Dear Bruno and others,

Interesting question. With the currently most advanced measurement technique, which has been in use since 1990 (!), the bulk of human spontaneous otoacoustic emissions (SOAEs) was recorded in the 1-4 kHz range. Therefore an "average spectrum" does not "make sense".

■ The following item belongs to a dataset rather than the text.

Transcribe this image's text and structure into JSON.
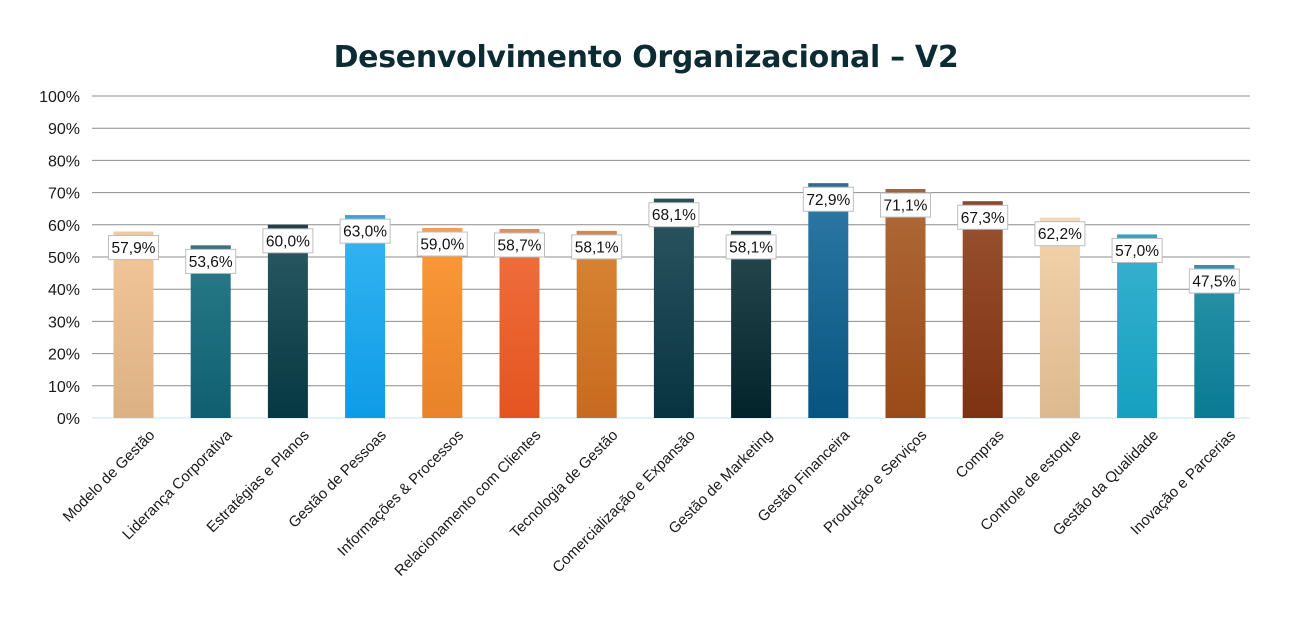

There is not even one mode, somewhere in this range. In fact, there are two modes, one at 1.5 kHz and one at 3 kHz, with a sharp dip in the distribution curve at 2.14 kHz.

The bimodality appeared first in 1993 in Fig. 6, but without being mentioned in the text, in:
http://www.ncbi.nlm.nih.gov/pubmed/8113135

A detailed analysis of the bimodality appeared in 2006:
http://www.ncbi.nlm.nih.gov/pubmed/16644155

The data that were recorded by Zwicker's doctoral students Eberhard Schloth and Christoph Dallmayr in the early and mid-1980s and were later republished by Zwicker and Fastl in 1990 (not 1999; Zwicker died in 1990) are unfortunately outdated. Even the best data that we have today, those that were collected around 1990, still reflect measurement limits.

Yes, SOAEs are perhaps the most thrilling phenomenon in the hearing machine. David Kemp, who made them to a fact in the late 1970s, should long have been given a Nobel Prize for his work. The reason why this did not happen is as simple as sobering. The committee would have been unable to say what he discovered.

There is still no generally accepted understanding of how and why SOAEs are generated. Due to several false beginnings in the field of cochlear mechanics, as often discussed on this list, many simply applied the first law of science:

"If we don't understand it, it can't be relevant."

Have a nice day.

Martin

-------------------------------------------
Martin Braun
Neuroscience of Music
S-66492 Värmskog
Sweden
email: nombraun@xxxxxxxxx
web site: http://www.neuroscience-of-music.se/index.htm



Subject: Re: average(?) of spontaneous otoacoustic emissions
From:    "Bruno L. Giordano"  <brungio@xxxxxxxx>
Date:    Tue, 7 Aug 2012 15:11:05 +0100
List-Archive:<http://lists.mcgill.ca/scripts/wa.exe?LIST=AUDITORY>

Dr. Reinhart Frosch kindly referenced this figure:

Fig. 3.12 of Zwicker and Fastl, Psychoacoustics, Springer, 2nd ed.
(1999), is a two-dimensional representation (SPL versus frequency) of
SOAEs from about 100 normal ears.

Best,

	Bruno

On 07/08/2012 1:48 PM, Bruno L. Giordano wrote:
Hello,

I would like to take a look at the spectrum of spontaneous otoacoustic
emissions averaged across a possibly large number of normal-hearing
individuals.

Can someone please suggest a reference? Does an average spectrum make
sense when considering the amount of interindividual differences?